Berlin’de deprem ve Hatay gerçeği anlatıldı!

HABER MERKEZİ

Antik Antakyalılar Derneği’nin davetlisi olarak Berlin’e Hatay Kültür Sanat Edebiyat Platformu adına gelen eğitimci-yazar Müslüm Kabadayı, Tiyaro 28’in salonunda Platformun hazırladığı “Hatay ve Deprem Gerçeği” kitabını tanıttı. MKÜ İletişim Fakültesi’nden Prof. Dr. Sedat Cereci’nin ve Sibel Tekin’in hazırladıkları iki belgesel gösterildi.

Açılış konuşmasını yapan Macit Şahyazıcı, “Öyle bir şehirde doğum ki içinde her milletten insan vardır. Öyle bir şehirde doğdum ki kapılarında kilit yoktu. Öyle bir şehirde doğdum ki Mariya Teyzenin oğlu Rizkullah, Muhammet Amcanın oğlu Ali, Yakup Amcanın kızı Leyla, Nazire Teyzenin oğlu Ohannes, Mikail Amcanın kızı Diana, Yahya Amcanın oğlu Ishak vardır. Bu saydığım insanların hepsi doğduğum şehirde bir arada yaşarlar. Sebepsiz yere seversin doğduğum şehri. Anadolu hamurunu kaybetmeyen tek büyük şehirdir.” dedi.

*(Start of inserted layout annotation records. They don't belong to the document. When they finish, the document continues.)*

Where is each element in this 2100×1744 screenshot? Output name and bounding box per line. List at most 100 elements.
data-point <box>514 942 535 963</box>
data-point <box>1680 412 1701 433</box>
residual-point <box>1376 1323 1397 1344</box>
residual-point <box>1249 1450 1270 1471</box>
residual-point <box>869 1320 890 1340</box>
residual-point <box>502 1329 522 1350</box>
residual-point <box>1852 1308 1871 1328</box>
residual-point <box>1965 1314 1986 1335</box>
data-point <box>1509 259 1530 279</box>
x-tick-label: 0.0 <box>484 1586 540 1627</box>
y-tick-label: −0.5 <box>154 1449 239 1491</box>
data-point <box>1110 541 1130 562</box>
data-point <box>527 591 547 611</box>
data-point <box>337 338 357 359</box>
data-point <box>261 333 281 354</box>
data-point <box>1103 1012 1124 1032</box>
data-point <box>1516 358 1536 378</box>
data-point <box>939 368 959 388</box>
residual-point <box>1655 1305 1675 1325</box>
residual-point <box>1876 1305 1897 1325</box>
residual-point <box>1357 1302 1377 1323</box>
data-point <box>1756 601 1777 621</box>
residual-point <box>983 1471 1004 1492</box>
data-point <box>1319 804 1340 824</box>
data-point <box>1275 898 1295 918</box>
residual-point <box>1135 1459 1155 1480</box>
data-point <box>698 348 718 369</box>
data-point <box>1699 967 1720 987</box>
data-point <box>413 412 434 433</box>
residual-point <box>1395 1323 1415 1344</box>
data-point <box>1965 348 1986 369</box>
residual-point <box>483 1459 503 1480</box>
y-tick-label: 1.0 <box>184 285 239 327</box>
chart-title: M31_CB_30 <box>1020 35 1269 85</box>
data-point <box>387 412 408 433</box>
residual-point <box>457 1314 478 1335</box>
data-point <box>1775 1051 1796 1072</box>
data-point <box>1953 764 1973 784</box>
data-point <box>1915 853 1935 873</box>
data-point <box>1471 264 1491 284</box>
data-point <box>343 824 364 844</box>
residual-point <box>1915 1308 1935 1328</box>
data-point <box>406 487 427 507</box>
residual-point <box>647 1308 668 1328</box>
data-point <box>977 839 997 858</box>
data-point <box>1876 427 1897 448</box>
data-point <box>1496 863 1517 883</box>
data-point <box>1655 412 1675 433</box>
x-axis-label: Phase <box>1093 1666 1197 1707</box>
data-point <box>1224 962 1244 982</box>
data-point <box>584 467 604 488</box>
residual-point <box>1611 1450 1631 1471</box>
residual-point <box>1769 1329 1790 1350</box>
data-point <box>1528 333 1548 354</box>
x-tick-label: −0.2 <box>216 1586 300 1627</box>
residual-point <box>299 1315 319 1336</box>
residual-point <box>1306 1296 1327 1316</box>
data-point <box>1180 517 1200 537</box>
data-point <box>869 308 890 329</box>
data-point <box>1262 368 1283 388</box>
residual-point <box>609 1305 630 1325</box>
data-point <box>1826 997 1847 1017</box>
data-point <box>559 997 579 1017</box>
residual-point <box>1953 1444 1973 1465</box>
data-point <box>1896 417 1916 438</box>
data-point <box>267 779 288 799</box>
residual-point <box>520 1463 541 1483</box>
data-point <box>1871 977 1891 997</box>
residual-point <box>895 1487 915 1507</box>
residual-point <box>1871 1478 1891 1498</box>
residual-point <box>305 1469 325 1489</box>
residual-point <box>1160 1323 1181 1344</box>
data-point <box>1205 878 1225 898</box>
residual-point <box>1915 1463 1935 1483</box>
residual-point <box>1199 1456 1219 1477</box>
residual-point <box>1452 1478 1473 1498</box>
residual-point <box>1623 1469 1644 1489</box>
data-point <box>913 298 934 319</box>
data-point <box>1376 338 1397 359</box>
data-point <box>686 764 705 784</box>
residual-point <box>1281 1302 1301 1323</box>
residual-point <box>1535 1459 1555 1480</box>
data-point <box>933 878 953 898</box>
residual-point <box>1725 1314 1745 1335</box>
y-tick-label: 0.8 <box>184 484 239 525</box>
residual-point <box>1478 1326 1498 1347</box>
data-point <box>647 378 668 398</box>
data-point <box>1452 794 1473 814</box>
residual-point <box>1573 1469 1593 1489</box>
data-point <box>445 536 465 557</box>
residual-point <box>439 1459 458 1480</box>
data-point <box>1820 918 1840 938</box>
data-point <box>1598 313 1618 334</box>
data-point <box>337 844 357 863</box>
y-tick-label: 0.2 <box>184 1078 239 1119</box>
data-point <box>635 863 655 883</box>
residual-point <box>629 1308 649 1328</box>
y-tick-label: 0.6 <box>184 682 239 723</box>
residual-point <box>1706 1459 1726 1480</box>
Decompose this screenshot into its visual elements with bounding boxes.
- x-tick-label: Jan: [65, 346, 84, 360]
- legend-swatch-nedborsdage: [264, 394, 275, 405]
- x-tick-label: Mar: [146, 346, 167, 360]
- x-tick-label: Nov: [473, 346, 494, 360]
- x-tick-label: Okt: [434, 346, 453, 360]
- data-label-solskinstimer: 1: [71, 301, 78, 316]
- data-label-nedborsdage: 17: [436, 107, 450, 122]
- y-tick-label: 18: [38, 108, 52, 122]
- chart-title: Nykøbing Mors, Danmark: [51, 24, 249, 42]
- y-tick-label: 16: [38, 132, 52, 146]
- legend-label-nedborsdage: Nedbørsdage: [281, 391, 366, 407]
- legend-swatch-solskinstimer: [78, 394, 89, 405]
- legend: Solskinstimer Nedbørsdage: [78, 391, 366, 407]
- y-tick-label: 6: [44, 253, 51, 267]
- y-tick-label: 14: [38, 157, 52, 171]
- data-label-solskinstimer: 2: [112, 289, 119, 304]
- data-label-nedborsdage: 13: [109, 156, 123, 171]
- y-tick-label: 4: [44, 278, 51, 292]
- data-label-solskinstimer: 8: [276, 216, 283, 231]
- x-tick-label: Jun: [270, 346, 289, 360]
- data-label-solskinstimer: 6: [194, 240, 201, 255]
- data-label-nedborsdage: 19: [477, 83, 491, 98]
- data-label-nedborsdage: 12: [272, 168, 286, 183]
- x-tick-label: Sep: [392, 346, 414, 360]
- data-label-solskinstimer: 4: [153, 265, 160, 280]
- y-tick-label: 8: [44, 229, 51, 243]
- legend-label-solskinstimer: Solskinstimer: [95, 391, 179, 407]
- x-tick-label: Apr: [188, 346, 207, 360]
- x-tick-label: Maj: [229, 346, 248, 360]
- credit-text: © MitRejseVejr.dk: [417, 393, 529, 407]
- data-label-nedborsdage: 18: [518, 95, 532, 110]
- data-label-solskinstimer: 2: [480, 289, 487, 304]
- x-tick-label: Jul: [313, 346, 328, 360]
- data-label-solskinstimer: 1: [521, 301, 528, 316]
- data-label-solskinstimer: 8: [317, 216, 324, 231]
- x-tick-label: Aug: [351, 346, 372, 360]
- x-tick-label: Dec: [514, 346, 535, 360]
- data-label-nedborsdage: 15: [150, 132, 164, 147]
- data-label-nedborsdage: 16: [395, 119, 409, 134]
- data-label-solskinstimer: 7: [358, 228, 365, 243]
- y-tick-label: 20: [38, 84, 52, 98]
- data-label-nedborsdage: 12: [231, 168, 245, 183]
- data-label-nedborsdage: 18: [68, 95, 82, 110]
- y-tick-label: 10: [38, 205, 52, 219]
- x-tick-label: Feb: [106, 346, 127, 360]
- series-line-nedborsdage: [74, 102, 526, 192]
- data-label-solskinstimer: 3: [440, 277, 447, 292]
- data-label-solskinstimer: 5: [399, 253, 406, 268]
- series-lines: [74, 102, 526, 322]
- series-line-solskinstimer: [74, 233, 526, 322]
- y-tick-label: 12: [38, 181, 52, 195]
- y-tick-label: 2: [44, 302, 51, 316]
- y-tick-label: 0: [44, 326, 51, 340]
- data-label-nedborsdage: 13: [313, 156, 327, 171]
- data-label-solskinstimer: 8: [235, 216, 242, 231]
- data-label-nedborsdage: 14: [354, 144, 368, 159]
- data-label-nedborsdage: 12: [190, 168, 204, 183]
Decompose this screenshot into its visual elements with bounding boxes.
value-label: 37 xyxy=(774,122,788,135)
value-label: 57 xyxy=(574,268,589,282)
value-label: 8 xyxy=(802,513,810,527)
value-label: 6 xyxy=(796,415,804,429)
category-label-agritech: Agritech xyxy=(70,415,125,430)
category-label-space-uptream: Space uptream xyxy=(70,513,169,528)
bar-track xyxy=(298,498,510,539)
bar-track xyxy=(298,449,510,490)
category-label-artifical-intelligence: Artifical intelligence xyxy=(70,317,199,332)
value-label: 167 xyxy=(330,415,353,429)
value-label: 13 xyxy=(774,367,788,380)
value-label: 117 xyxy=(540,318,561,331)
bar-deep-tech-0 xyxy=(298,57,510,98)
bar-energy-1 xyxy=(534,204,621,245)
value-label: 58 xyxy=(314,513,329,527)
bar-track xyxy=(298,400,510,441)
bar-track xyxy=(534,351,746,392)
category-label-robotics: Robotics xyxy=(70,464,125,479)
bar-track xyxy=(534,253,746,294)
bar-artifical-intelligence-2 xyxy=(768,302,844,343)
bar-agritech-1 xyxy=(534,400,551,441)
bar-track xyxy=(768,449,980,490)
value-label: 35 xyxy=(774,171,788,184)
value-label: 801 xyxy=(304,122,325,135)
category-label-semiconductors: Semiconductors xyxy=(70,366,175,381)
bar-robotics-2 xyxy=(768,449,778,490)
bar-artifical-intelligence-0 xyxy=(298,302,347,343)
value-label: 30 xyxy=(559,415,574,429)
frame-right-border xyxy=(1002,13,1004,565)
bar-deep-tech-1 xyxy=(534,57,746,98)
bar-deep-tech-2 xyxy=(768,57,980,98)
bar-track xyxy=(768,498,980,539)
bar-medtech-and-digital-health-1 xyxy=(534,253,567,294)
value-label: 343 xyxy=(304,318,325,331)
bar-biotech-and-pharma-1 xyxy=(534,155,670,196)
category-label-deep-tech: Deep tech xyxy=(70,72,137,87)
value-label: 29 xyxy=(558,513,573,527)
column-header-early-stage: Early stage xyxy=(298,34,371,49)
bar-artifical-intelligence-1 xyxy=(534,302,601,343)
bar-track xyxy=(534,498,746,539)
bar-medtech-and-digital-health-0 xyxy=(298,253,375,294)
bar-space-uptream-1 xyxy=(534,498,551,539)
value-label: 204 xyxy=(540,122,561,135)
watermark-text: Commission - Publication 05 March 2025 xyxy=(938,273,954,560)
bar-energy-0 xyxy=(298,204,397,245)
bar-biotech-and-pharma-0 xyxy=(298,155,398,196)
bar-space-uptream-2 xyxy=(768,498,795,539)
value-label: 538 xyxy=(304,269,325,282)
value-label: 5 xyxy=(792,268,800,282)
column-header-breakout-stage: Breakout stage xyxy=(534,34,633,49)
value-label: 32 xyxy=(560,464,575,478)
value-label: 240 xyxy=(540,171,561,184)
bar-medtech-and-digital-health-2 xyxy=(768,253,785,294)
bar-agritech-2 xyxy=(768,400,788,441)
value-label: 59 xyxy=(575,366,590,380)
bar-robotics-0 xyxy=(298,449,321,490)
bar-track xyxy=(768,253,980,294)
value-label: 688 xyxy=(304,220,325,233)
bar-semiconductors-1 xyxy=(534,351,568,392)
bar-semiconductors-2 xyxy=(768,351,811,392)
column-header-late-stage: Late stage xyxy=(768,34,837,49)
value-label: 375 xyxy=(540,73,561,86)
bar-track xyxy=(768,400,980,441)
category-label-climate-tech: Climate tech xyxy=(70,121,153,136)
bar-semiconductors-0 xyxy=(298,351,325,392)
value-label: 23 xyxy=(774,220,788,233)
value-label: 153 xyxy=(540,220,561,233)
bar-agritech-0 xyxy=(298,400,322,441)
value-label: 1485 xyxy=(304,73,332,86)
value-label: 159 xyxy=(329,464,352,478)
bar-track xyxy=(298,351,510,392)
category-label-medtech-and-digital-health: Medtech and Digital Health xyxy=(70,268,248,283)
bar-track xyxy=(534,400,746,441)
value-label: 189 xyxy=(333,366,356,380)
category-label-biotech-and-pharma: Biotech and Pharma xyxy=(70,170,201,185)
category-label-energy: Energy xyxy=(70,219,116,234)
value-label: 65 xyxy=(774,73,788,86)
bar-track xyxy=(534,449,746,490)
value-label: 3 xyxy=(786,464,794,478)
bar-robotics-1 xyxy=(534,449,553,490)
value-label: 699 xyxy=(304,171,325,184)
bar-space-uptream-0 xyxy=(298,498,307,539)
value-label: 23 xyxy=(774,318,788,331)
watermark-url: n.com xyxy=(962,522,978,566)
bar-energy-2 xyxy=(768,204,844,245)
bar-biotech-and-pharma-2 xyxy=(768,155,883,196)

“DEPREM ŞEHİRLERİMİZİ YIKTI”

Antik Antakyalılar Derneği Başkanı Nihat Sorgeç’de, “Deprem şehirlerimizi yıktı. Yakınlarımızı, dostlarımızı aramızdan aldı. Büyük yıkıma karşı dayanışmayla ayağa kalkıp kadim şehirlerimizi yeniden kuracağız. Dernek olarak bu konuda Hatay Kültür Sanat Edebiyat Platformu’yla da dayanışma içinde olacağız.” dedi ve sözü Müslüm Kabadayı’ya verdi.

Hatay’ın Amik Ovası, Amanos Dağı ve Asi Nehri’yle yaşam kaynağı olduğunu, diğer yandan da Ölüdeniz-Doğu Anadolu-Kıbrıs zonlarının birleştiği coğrafyada olması nedeniyle büyük depremlere maruz kaldığına dikkat çeken Kabadayı şunları dile getirdi: “Hatay doğal zenginlikleri kadar tescilli ve tescilsiz kültür varlıkları bakımından da uygarlık beşiğidir. Kendini yeniden üretmeyi başaran Hatay halkı, 6 ve 20 Şubat depremlerinde %85 oranında zarar gördü. 1000’i aşkın kültür varlığının 72’si ayakta kalmışken, ekonomik-kültürel-sanatsal ve toplumsal yaşamın ortaklaştığı 307 hektarlık sit alanının hızla yürünebilir şehir haline getirilmesi şart. Amik Ovası ve diğer tarım alanları kesinlikle yapılaşmaya açılmamalıdır. Amanos ormanları Gılgamış destanındaki Humbaba (Huvava) gibi korunmalıdır. Dikmece yerlerdeki zeytin bahçeleri köylünün geçim kaynağı olarak kalmalıdır. Yoksa, 2003’te sosyal gelişmişlik bakımından 27. sırada olan Hatay’ın 39. sıraya düşmesinin önüne geçmek mümkün değildir. Kısacası, yaşam alanlarının Hatay’ın ortaklaşmacı ve paylaşımcı kültürüne uygun biçimde yeniden canlandırılması sağlanmalıdır. Bunun için mücadele ve dayanışmaya devam edeceğiz” dedi.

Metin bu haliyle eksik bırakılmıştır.